Each engineer needs identical connections, but configuration drift creates inconsistencies. Amazon Q CLI and Kiro IDE each have their own MCP configuration files. Environment variables must be set correctly. OAuth tokens expire. API credentials need rotation.
I solved this with:
- Standardized configuration templates for both Amazon Q and Kiro
- Automated installation script (
install-mcp.sh) that backs up existing configs and installs the full setup - Quick start guide (90 minutes vs. full 3-4 hour workshop) for rapid onboarding
- Troubleshooting documentation covering common pitfalls
- Version-controlled configurations in the workshop repository
The automated installer handles the complexity:
cd ai-config-guide/amazon-q-cli/mcp
./install-mcp.sh
It installs memory, fetch, playwright, Atlassian, Bitbucket, and Docker Gateway MCPs with proper configuration for both Amazon Q CLI and Kiro IDE.

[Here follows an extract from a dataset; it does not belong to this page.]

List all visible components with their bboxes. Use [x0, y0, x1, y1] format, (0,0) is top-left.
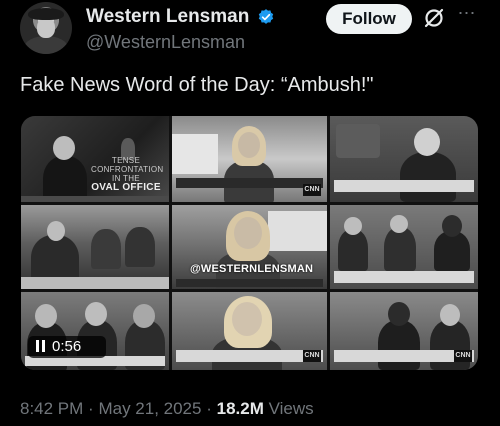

What's Next: Expanding to More AI Tools
This workshop focused on Amazon Q and Kiro IDE, but the Model Context Protocol is tool-agnostic. I'm expanding the workshop to cover the entire AI tool ecosystem:
Coming Soon:
- Cursor – Popular AI-native code editor with MCP support
- Windsurf – Collaborative AI development environment
- Claude Code – Anthropic's CLI tool for Claude integration
- GitHub Copilot – Microsoft's AI pair programmer with extensibility
- Codex – OpenAI's code generation platform
Each tool has its own configuration approach, authentication method, and MCP implementation. The goal is to provide standardized workshops and installation scripts for all of them, so teams can choose their preferred AI tool while maintaining the same integrated workflow.
The principles remain the same across all tools: connect your entire tool chain, maintain configuration consistency, and let AI work with your full development context. Whether you prefer Amazon Q's AWS integration, Cursor's editing experience, or Claude Code's conversational approach, the workshop framework adapts to each platform.
Why This Matters
Tool chain integration isn't just about convenience—it's about breaking down the silos that slow teams down. When your AI assistant has the same context you do, it becomes a true development partner rather than just a code completion tool.

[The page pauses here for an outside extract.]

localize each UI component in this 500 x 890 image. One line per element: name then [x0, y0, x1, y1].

The complete DevOps loop—from issue investigation to solution proposal—demonstrates what's possible when tools talk to each other. Engineers spend less time context switching and more time solving problems.

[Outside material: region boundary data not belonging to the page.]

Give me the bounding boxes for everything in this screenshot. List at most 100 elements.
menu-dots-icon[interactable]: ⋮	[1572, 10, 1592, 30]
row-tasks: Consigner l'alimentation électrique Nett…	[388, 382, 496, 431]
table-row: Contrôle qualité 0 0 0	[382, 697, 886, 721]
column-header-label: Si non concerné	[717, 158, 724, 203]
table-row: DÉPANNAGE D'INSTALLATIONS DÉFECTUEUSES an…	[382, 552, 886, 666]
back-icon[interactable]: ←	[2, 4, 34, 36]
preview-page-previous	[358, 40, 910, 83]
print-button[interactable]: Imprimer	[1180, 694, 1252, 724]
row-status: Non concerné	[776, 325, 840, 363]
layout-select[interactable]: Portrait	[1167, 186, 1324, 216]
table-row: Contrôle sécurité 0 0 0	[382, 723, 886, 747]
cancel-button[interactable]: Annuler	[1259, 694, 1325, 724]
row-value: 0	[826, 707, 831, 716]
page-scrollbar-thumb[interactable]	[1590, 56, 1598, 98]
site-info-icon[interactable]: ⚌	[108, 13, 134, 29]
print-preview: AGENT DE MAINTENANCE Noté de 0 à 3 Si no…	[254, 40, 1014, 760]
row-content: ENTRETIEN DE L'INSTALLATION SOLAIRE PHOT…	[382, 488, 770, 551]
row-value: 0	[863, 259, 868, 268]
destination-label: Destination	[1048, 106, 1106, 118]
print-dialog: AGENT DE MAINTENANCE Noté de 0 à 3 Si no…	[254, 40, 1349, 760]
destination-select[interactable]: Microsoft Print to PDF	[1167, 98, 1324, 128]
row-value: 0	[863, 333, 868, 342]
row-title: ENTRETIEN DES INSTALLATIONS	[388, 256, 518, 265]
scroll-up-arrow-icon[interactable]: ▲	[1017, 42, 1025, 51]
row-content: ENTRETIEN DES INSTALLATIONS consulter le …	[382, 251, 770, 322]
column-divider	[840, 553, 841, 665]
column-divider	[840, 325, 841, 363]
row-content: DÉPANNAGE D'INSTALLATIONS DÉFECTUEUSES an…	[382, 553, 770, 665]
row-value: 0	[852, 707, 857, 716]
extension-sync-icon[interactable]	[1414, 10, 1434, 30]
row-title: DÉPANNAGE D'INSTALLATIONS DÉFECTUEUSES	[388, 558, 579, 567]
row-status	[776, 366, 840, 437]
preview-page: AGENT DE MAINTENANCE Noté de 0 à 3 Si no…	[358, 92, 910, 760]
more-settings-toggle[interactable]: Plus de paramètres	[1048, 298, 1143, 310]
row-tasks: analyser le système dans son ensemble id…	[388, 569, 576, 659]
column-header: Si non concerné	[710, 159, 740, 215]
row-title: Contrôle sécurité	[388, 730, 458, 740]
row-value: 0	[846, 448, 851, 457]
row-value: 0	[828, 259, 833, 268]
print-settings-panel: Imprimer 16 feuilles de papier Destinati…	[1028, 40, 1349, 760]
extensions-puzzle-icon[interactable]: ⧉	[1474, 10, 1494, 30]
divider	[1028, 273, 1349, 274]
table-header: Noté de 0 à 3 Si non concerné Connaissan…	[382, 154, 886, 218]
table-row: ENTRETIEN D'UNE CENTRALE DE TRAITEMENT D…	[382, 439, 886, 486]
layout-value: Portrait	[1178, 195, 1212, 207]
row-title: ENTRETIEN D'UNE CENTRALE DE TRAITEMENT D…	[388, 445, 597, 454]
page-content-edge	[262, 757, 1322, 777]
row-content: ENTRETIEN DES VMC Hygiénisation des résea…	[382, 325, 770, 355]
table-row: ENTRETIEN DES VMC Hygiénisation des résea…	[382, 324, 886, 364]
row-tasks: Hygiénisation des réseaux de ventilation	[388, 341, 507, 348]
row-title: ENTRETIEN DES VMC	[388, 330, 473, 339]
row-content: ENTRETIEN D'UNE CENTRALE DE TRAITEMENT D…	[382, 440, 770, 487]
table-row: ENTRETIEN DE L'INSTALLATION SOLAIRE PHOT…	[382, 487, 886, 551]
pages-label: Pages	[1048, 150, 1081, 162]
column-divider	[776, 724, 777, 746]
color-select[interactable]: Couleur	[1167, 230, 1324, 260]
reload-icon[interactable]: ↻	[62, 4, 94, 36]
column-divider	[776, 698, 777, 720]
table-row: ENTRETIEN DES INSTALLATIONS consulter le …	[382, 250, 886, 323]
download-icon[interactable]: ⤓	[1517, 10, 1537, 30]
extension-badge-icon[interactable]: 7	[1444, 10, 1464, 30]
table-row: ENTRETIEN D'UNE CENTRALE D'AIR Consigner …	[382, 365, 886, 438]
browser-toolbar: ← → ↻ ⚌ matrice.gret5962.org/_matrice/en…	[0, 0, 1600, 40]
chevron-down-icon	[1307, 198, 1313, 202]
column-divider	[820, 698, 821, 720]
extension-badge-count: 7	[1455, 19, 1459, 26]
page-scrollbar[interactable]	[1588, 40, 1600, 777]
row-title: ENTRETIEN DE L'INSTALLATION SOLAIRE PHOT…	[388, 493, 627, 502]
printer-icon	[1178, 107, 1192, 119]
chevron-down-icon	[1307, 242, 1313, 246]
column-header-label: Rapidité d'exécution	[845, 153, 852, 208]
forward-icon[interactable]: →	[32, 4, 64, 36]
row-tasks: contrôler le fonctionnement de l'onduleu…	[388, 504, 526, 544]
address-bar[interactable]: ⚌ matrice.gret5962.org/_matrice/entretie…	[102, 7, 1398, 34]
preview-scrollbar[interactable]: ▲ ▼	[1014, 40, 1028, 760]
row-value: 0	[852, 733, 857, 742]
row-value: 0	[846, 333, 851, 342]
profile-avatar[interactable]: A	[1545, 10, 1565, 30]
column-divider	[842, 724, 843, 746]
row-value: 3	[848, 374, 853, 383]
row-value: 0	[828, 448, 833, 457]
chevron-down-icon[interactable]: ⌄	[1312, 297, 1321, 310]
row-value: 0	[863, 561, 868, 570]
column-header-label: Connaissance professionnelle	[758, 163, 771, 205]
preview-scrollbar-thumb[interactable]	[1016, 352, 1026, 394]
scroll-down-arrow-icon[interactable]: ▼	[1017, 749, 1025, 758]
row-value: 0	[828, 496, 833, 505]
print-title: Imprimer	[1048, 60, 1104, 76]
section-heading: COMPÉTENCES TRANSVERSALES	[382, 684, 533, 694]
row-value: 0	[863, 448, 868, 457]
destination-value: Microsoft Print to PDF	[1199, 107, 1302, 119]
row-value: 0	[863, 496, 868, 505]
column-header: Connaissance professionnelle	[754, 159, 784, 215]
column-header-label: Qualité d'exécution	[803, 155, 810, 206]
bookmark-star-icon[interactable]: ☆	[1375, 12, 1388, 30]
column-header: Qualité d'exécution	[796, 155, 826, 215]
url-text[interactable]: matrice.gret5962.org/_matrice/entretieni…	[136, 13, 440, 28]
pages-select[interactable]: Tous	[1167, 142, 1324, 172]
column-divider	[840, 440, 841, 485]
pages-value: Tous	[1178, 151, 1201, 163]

"When your AI assistant has the same context you do, it becomes a true development partner rather than just a code completion tool."
Getting Started
The workshop is available on GitHub with everything needed to build your own integrated AI workflow:
- Streamlined setup guide (1-2 hours)
- Automated installation scripts
- Configuration templates
- Troubleshooting guide
- Step-by-step tutorial with real examples
Whether you're using Amazon Q, Kiro, or other AI tools that support MCP, the principles are the same: connect everything, maintain consistency, and let AI work with your full context.